Saturday, February 7, 2026

The General Theory at 90: The reconstruction of macroeconomics

On February 4, 1936, Maynard Keynes published The General Theory of Employment, Interest and Money (GT). I'm off by a few days. ROKE did notice it, but I had no time to post. I recently presented on the social policies discussed in the last chapter of the book at the ASSA Meetings in Philly (photo above; paper soon, hopefully).

Ninety years later, the book remains perhaps the single most important book in twentieth-century economics. The work that most decisively changed the direction of the discipline. And yet, much of what people think about the book is wrong.

The first thing to understand is that the GT is not a book about economic policy. Keynes says so explicitly at the outset. It is a theoretical work, written for fellow economists. It is not a blueprint for government spending programs. It is not a political manifesto. It is not a defense of deficit finance in simple terms. It is a theoretical reconstruction of how a monetary economy actually works.

The popular image of Keynes as the prophet of fiscal stimulus obscures this. Ironically, the book itself says very little about fiscal policy. There are some vague remarks about what Keynes calls the “socialization of investment,” but there is no systematic discussion of fiscal policy, for how to pursue expansionary fiscal policy or the construction of the welfare state, which is also often associated with Keynes. The policies we associate with Keynesianism, deficit spending, expansionary fiscal policy, tolerance for deficits and debt, at least in times of crisis, are not the core contribution of the book.

Another important historical irony, the GT arrived relatively late, both politically for the New Deal, but also in Keynes' own trajectory as a policy wonk. By 1936, Franklin Delano Roosevelt and the New Deal had already reshaped American politics. The Wagner Act had strengthened unions. The CIO was organizing industrial labor. Sit-down strikes in Detroit had forced General Motors to negotiate with the United Auto Workers. Figures like Frances Perkins, the first woman to hold a cabinet position, were central to labor reforms. Obviously Marriner Eccles (see my paper on him here), and his advisor Lauchlin (not Laughlin) Currie (and on him here) had not yet won the battle for fiscal activism, but they were entrenched in the New Deal environment. The shift toward a more interventionist state was already underway.

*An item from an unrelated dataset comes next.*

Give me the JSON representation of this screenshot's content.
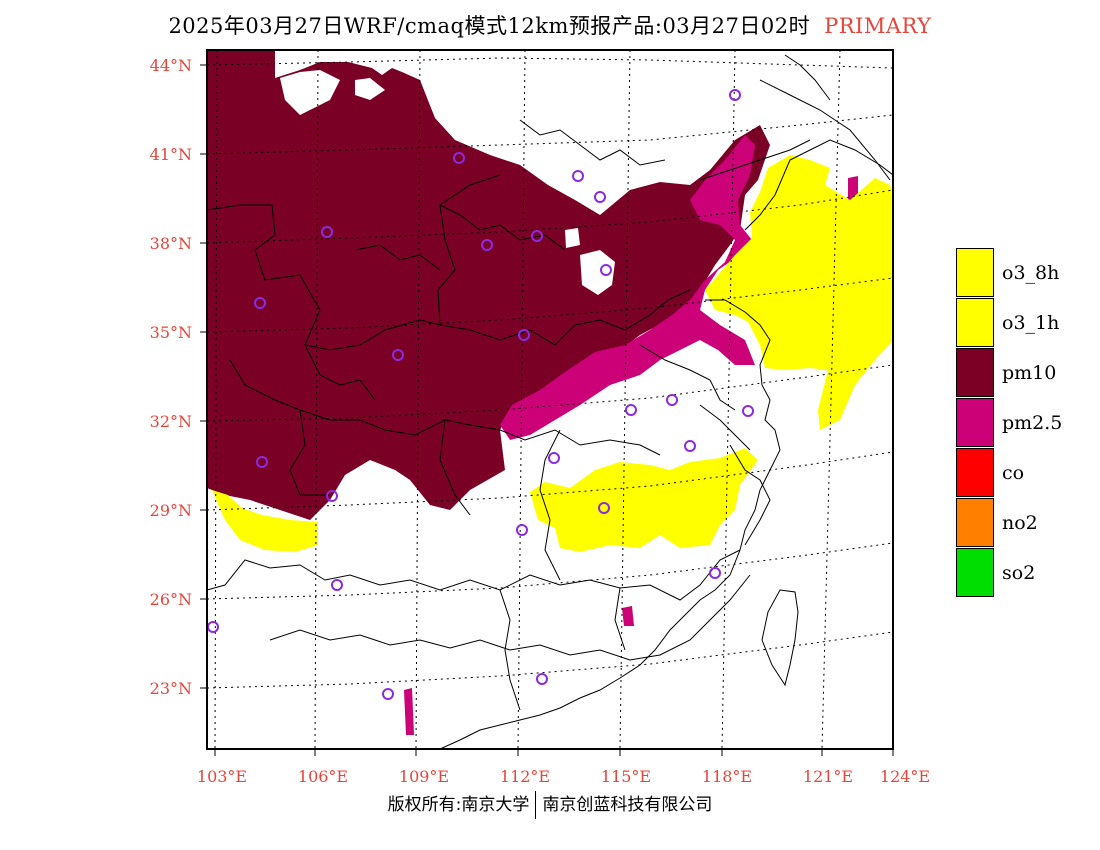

In that sense, Keynes’ theoretical revolution did not initiate policy change. It provided a new framework for understanding an economic world that was already politically transforming. So what was truly new in the GT, you may ask? After all, many still claim that the Treatise on Money, his previous work, with endogenous money, and more institutional discussion was a better book (Schumpeter, for example; Friedman preferred his Tract on Monetary Reform, more aligned with the Quantity Theory of Money). The revolutionary core of the GT is the principle of effective demand.

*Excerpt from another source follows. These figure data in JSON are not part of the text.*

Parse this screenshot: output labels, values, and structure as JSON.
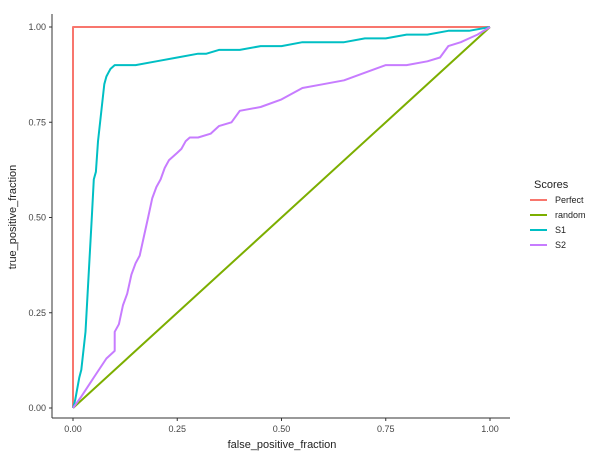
{
  "chart_data": {
    "type": "line",
    "title": "",
    "xlabel": "false_positive_fraction",
    "ylabel": "true_positive_fraction",
    "xlim": [
      0,
      1
    ],
    "ylim": [
      0,
      1
    ],
    "x_ticks": [
      "0.00",
      "0.25",
      "0.50",
      "0.75",
      "1.00"
    ],
    "y_ticks": [
      "0.00",
      "0.25",
      "0.50",
      "0.75",
      "1.00"
    ],
    "grid": false,
    "legend": {
      "title": "Scores",
      "placement": "right"
    },
    "series": [
      {
        "name": "Perfect",
        "color": "#F8766D",
        "x": [
          0,
          0,
          1
        ],
        "y": [
          0,
          1,
          1
        ]
      },
      {
        "name": "random",
        "color": "#7CAE00",
        "x": [
          0,
          1
        ],
        "y": [
          0,
          1
        ]
      },
      {
        "name": "S1",
        "color": "#00BFC4",
        "x": [
          0,
          0.005,
          0.01,
          0.015,
          0.02,
          0.025,
          0.03,
          0.035,
          0.04,
          0.045,
          0.05,
          0.055,
          0.06,
          0.065,
          0.07,
          0.075,
          0.08,
          0.085,
          0.09,
          0.1,
          0.12,
          0.15,
          0.2,
          0.25,
          0.3,
          0.32,
          0.35,
          0.4,
          0.45,
          0.5,
          0.55,
          0.6,
          0.65,
          0.7,
          0.72,
          0.75,
          0.8,
          0.85,
          0.9,
          0.95,
          1.0
        ],
        "y": [
          0,
          0.02,
          0.05,
          0.08,
          0.1,
          0.15,
          0.2,
          0.3,
          0.4,
          0.5,
          0.6,
          0.62,
          0.7,
          0.75,
          0.8,
          0.85,
          0.87,
          0.88,
          0.89,
          0.9,
          0.9,
          0.9,
          0.91,
          0.92,
          0.93,
          0.93,
          0.94,
          0.94,
          0.95,
          0.95,
          0.96,
          0.96,
          0.96,
          0.97,
          0.97,
          0.97,
          0.98,
          0.98,
          0.99,
          0.99,
          1.0
        ]
      },
      {
        "name": "S2",
        "color": "#C77CFF",
        "x": [
          0,
          0.02,
          0.05,
          0.08,
          0.1,
          0.1,
          0.11,
          0.12,
          0.13,
          0.14,
          0.15,
          0.16,
          0.17,
          0.18,
          0.19,
          0.2,
          0.21,
          0.22,
          0.23,
          0.24,
          0.25,
          0.26,
          0.27,
          0.28,
          0.3,
          0.33,
          0.35,
          0.38,
          0.4,
          0.45,
          0.5,
          0.55,
          0.6,
          0.65,
          0.7,
          0.75,
          0.8,
          0.85,
          0.88,
          0.9,
          0.93,
          0.95,
          0.97,
          1.0
        ],
        "y": [
          0,
          0.03,
          0.08,
          0.13,
          0.15,
          0.2,
          0.22,
          0.27,
          0.3,
          0.35,
          0.38,
          0.4,
          0.45,
          0.5,
          0.55,
          0.58,
          0.6,
          0.63,
          0.65,
          0.66,
          0.67,
          0.68,
          0.7,
          0.71,
          0.71,
          0.72,
          0.74,
          0.75,
          0.78,
          0.79,
          0.81,
          0.84,
          0.85,
          0.86,
          0.88,
          0.9,
          0.9,
          0.91,
          0.92,
          0.95,
          0.96,
          0.97,
          0.98,
          1.0
        ]
      }
    ]
  }
}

Neoclassical economics rested on Say’s Law (and so did classical economics, properly defined, but in a different way; without full utilization of labor), the idea that supply creates its own demand. Production generates income, and income automatically generates sufficient demand to purchase output. Persistent unemployment, therefore, could only be temporary. Keynes turned that logic upside down in the GT. Demand generates income. Output and employment are determined by the level of effective demand. There is no automatic mechanism guaranteeing full employment.

This idea was not fully developed until 1932, during intense discussions in Cambridge among the group known as “the Circus,” which included: Joan and Austin Robinson, Richard Kahn, James Meade and Piero Sraffa. Their critiques of Keynes’ earlier Treatise helped push him toward the insight that defines the book. That theoretical shift, not fiscal activism, is the true intellectual rupture.

Another misconception is to assume that Keynes needed the GT to defend fiscal activism. Theory and policy would be tied up together. In fact, he had already been advocating public works and expansionary measures since the mid-1920s, especially after Britain’s return to the gold standard created severe deflationary pressures. The 1926 General Strike and the electoral victories of the Labour Party in 1924 and 1929 occurred in this context of economic stagnation (see my paper on this here). Keynes’ policy activism predated his theoretical breakthrough. In other words, the policy ideas were not new. The theory that justified them, and explained why unemployment could persist, was.

It is also worth dispelling another myth. Keynes was not a socialist bent on expanding the state at all costs. He remained, throughout his life, a liberal in the classical sense, though one deeply critical of laissez-faire orthodoxy. His goal was to save capitalism from its own instability, not to replace it.

The “socialization of investment” he envisioned was pragmatic, not revolutionary. It reflected a recognition that private investment decisions were volatile and insufficient to guarantee full employment, not a desire to abolish markets or even for economic planning.

Ninety years on, The General Theory still matters, but his views have been in retreat since the 1930s, and only succeeded, during the so-called Golden Age of Capitalism, because they could be incorporated within the mainstream of the profession. The irony is that the book most associated with fiscal stimulus is fundamentally about something deeper: a reconstruction of macroeconomic theory. That task is still ahead.